High Court judges ruled on Wednesday afternoon to delay the demolition of the Ayelet Hashahar Synagogue in Givat Ze'ev, northwest of Jerusalem, ordering that it be destroyed within two weeks by November 17.
"We are working under the assumption that the certified authorities will not wait this time with the execution (of the order) to the last minute," said the judges.
The synagogue, which has been in use for over 20 years, was slated to be demolished after far-left group Yesh Din filed a petition with the High Court, claiming the structure was built on privately-owned Arab land.
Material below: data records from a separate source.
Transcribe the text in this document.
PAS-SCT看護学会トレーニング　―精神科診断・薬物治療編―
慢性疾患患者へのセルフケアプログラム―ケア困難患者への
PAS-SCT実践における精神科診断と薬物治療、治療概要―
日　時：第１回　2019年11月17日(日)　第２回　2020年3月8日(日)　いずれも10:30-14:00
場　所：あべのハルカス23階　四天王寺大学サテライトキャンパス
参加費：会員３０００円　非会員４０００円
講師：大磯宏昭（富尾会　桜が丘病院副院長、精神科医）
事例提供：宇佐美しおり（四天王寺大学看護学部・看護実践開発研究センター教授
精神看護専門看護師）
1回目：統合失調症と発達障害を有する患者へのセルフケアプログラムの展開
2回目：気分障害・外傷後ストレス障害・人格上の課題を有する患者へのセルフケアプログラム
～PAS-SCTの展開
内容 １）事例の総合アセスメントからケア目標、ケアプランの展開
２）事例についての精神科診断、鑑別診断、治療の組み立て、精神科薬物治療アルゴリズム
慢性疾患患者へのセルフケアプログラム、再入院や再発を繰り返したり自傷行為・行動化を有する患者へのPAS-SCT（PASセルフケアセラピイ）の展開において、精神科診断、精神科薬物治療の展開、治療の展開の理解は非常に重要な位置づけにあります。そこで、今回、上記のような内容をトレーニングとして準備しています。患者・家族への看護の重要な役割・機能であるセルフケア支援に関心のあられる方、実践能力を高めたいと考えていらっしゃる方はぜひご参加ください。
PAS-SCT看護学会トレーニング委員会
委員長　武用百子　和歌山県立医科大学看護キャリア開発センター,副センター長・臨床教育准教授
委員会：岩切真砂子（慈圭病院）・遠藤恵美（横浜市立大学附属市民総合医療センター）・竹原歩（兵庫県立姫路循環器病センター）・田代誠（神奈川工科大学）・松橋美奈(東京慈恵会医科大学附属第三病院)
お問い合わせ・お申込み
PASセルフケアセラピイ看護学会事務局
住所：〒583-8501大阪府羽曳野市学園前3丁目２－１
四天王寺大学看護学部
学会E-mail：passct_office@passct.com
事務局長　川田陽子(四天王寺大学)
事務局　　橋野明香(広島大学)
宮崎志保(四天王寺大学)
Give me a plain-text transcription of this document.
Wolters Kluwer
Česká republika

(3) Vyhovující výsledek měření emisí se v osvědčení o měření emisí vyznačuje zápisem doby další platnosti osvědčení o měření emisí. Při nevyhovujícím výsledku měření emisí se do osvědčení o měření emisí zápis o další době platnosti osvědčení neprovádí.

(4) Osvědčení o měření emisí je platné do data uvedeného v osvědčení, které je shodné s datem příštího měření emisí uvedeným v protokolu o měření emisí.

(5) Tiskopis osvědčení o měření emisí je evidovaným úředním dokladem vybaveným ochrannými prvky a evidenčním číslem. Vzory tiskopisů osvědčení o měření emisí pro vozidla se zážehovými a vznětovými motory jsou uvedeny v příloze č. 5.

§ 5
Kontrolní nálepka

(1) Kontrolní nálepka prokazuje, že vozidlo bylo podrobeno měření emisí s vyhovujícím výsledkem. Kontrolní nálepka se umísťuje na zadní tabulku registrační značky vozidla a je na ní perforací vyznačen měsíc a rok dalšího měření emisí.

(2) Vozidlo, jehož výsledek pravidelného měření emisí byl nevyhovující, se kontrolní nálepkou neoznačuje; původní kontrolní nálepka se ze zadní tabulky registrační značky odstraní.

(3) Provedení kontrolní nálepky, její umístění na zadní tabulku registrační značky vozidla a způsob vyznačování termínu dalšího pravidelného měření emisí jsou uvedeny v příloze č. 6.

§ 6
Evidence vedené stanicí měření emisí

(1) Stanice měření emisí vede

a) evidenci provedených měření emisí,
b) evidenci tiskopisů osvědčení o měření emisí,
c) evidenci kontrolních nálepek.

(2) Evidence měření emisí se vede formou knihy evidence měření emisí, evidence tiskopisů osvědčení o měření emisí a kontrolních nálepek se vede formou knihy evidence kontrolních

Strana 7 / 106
Synagogue members argue that the land was legally purchased, but offered the land's alleged owners a high price for the purchase or rental of the land - however, the owners and their lawyers have insisted that the synagogue be torn down.
High Court judges announced that the decision not to order an immediate evacuation of the synagogue was meant "to allow the certified authorities to execute the ruling at a time chosen according to operational needs" and avoid "inflexibility" - namely the protests at the site by concerned residents.
The judges said that they do not belittle the police estimations that the demolition of the place of worship will bring "riots by extremist sources," but said that the outraged reaction does not justify the postponement of executing the ruling.
They expressed their surprise that the police asked for three weeks to conduct the evacuation, saying that if they had accepted the police request, the evacuation could potentially be delayed for a long time.
"We can't accept a result like this in a law-abiding state," claimed the judges.
Many may view the ruling, and the judges' talk of potential riots not justifying a postponement, as ironic given the fact that there has been practically no enforcement against rampant illegal Arab building throughout Israel, including numerous illegally constructed mosques that have been left standing for many long years.
As of January, no fewer than 57 illegal mosques stood in Jerusalem alone.
The discriminatory situation was also highlighted in the case of Yeshivat Od Yosef Chai in Yitzhar, which was occupied and damaged by Border Police for nearly a year over unfounded allegations of "incitement" at the institution.
Staff noted back in April 2014 when the yeshiva was first occupied that the building looks out on a mosque that has long called to destroy the state of Israel. The mosque has had a destruction order against it from the Supreme Court for many years, although no action has been taken against it.